Richtig ist, dass es zu allen Zeiten (vor allem vor der Industrialisierung) im Sommer bei Hochdruckwetterlage, blauem Himmel und hohen Temperaturen die höchsten Ozonwerte in der Luft gab. Sie sind auch heute noch dort am höchsten, wo die Luft am saubersten ist. So z.B. in Naturschutzgebieten, wo Industrie und Straßen weit weg sind. Und saubere Luft ist für Menschen schon immer gesund gewesen. Die in der Natur vorkommenden Ozonwerte sind weder zu hoch, noch gesundheitsschädlich. Solche kann man nur künstlich herstellen. Es ist geradezu ein Schwerverbrechen, wenn man im Ozonverteufelungswahn den Eltern sagt, sie sollen bei solchem Wetter ihre Kinder in der Wohnung einsperren, weil die Ozonwerte zu hoch und gefährlich seien. Das einzige, worauf man achten muss, ist, dass man nicht unvorbereitet und ‘ohne Übung’ zu lange in die pralle Sonne geht. Denn damit verbrennt man sich die Haut. Aber mehr als einen Sonnenbrand bekommt man davon auch nicht. Hautkrebs hat nichts mit zu viel Sonne, Ozonlöchern, FCKWs oder Autoabgasen zu tun. Und bessere Sonnenverträglichkeit bekommt man z.B., wenn man seine Ernährung verbessert und wieder mehr Rohkost zu sich nimmt.
6. Ozon-Lüge:
Autoabgase sind Vorläufersubstanzen von Ozon und für den Ozon-Smog verantwortlich.
Richtig ist, dass die einzige ‘Vorläufersubstanz’ von Ozon der Sauerstoff in sauberster Luft ist. Autoabgase und Industrieemissionen verhindern gerade die Ozonbildung. Als es im Sommer 1994 in Großstädten generelle Fahrverbote gab, sind die Ozonwerte gestiegen, anstatt zu sinken. Es grenzt an ein Medienwunder, dass im Frühjahr 1995 in den Meldungen über die Auswertungen dieser Messungen in diesem Punkt einmal die Wahrheit geschrieben wurde. Gelogen wurde allerdings gleich wieder, als behauptet wurde, die Autoabgase würden ja raus aufs weite Land wabern (z.B. in die Naturschutzgebiete) und wären also trotzdem die Ursache für die dann dort erhöhten Ozonwerte.
7. Ozon-Lüge:
Ein geregelter 3-Wege-Katalysator reinigt die Autoabgase und verhindert dadurch Ozon-Smog.

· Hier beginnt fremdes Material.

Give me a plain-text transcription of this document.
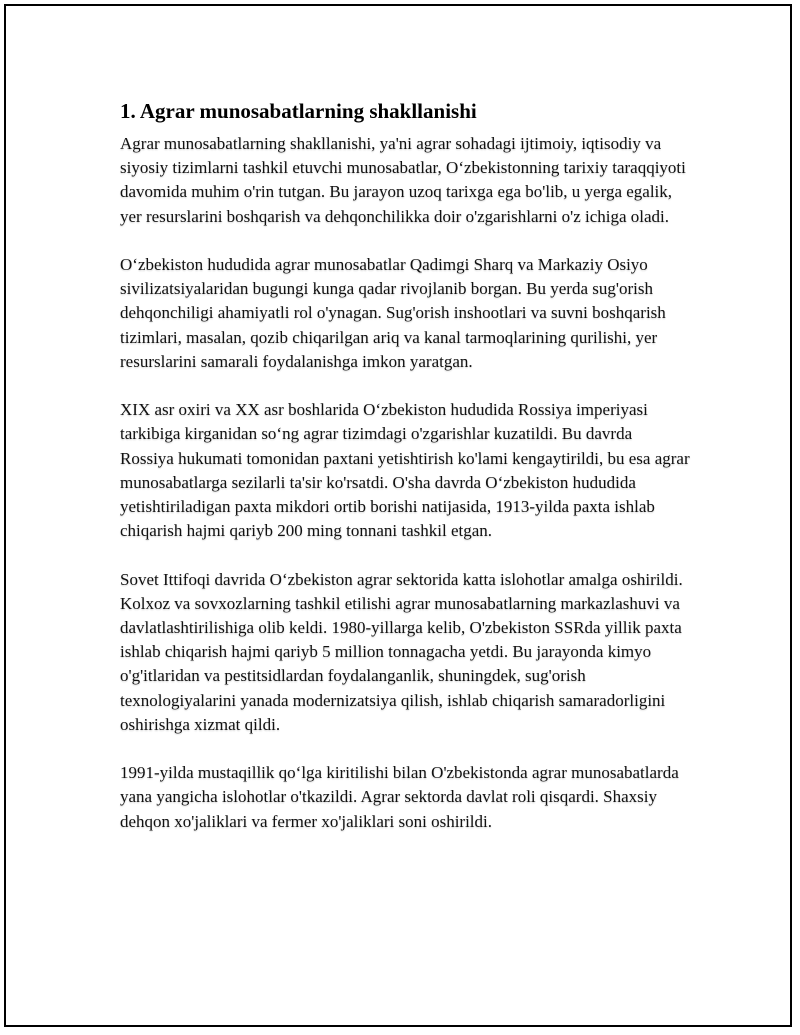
1. Agrar munosabatlarning shakllanishi

Agrar munosabatlarning shakllanishi, ya'ni agrar sohadagi ijtimoiy, iqtisodiy va siyosiy tizimlarni tashkil etuvchi munosabatlar, O‘zbekistonning tarixiy taraqqiyoti davomida muhim o'rin tutgan. Bu jarayon uzoq tarixga ega bo'lib, u yerga egalik, yer resurslarini boshqarish va dehqonchilikka doir o'zgarishlarni o'z ichiga oladi.

O‘zbekiston hududida agrar munosabatlar Qadimgi Sharq va Markaziy Osiyo sivilizatsiyalaridan bugungi kunga qadar rivojlanib borgan. Bu yerda sug'orish dehqonchiligi ahamiyatli rol o'ynagan. Sug'orish inshootlari va suvni boshqarish tizimlari, masalan, qozib chiqarilgan ariq va kanal tarmoqlarining qurilishi, yer resurslarini samarali foydalanishga imkon yaratgan.

XIX asr oxiri va XX asr boshlarida O‘zbekiston hududida Rossiya imperiyasi tarkibiga kirganidan so‘ng agrar tizimdagi o'zgarishlar kuzatildi. Bu davrda Rossiya hukumati tomonidan paxtani yetishtirish ko'lami kengaytirildi, bu esa agrar munosabatlarga sezilarli ta'sir ko'rsatdi. O'sha davrda O‘zbekiston hududida yetishtiriladigan paxta mikdori ortib borishi natijasida, 1913-yilda paxta ishlab chiqarish hajmi qariyb 200 ming tonnani tashkil etgan.

Sovet Ittifoqi davrida O‘zbekiston agrar sektorida katta islohotlar amalga oshirildi. Kolxoz va sovxozlarning tashkil etilishi agrar munosabatlarning markazlashuvi va davlatlashtirilishiga olib keldi. 1980-yillarga kelib, O'zbekiston SSRda yillik paxta ishlab chiqarish hajmi qariyb 5 million tonnagacha yetdi. Bu jarayonda kimyo o'g'itlaridan va pestitsidlardan foydalanganlik, shuningdek, sug'orish texnologiyalarini yanada modernizatsiya qilish, ishlab chiqarish samaradorligini oshirishga xizmat qildi.

1991-yilda mustaqillik qo‘lga kiritilishi bilan O'zbekistonda agrar munosabatlarda yana yangicha islohotlar o'tkazildi. Agrar sektorda davlat roli qisqardi. Shaxsiy dehqon xo'jaliklari va fermer xo'jaliklari soni oshirildi.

Richtig ist, dass ein Katalysator die Autoabgase noch sehr viel giftiger macht, als sie ohnehin schon sind. Das, was dem Fahrer eines Autos mit geregeltem 3-Wege-Katalysator erlaubt ist und ihm obendrein noch als umweltfreundlich verkauft wird, ist den Firmen der chemischen Industrie aufgrund gesetzlicher Vorschriften striktestens verboten: nämlich jedwede Katalysatortechnik in freier Verbindung mit der Außenluftatmosphäre zu betreiben!!! Aus Kat-Autos gelangen Cyanwasserstoff (Blausäuregas), Schwefeltrioxid, Schwefelwasserstoff, Phosphorsäureester (schweres Nervengas), Phosgen (Kampfgas/1. Weltkrieg) und Lachgas in die Atemluft. Ebenso verliert ein Kat-Auto pro Kilometer etwa 50 Billionen Platinatome. Nach Aussagen seriöser Chemiker, Metallurgen, Toxikologen und Ärzte sind dies für die Umwelt und die Gesundheit katastrophale Missstände. So sind die Platinemissionen viel schädlicher, als alles, was jemals an Blei aus einem Auspuff kam. Zudem weiß kaum ein Kat-Auto-Fahrer, dass per europäischer Sondergenehmigung in den Kraftstoffen für Bleifreibetrieb in Kat-Fahrzeugen bis zu 5 % Benzol zulässig sind. Auch das ist eine Katastrophe für die Gesundheit. Im Innenraum von Kat-Autos kann man außerdem eine elektromagnetische Wechselfeldstrahlung von bis zu 500nT (Nano Tesla) messen. Das ist das 10fache dessen, was nach Einschätzung von Strahlenmedizinern die Schadgrenze von 50nT darstellt. Von gewissenlosen Politikern und einer sträflich schweigenden Automobilindustrie, die beide um all diese Dinge wissen, wird die Öffentlichkeit in schlimmster Weise belogen. Auch die mit vielen Zeitschriften am Markt vertretene Kfz-Presse macht sich durch das Verschweigen der wirklichen Fakten schuldig, weil sie so der ihr gegebenen Informationspflicht nicht nachkommt.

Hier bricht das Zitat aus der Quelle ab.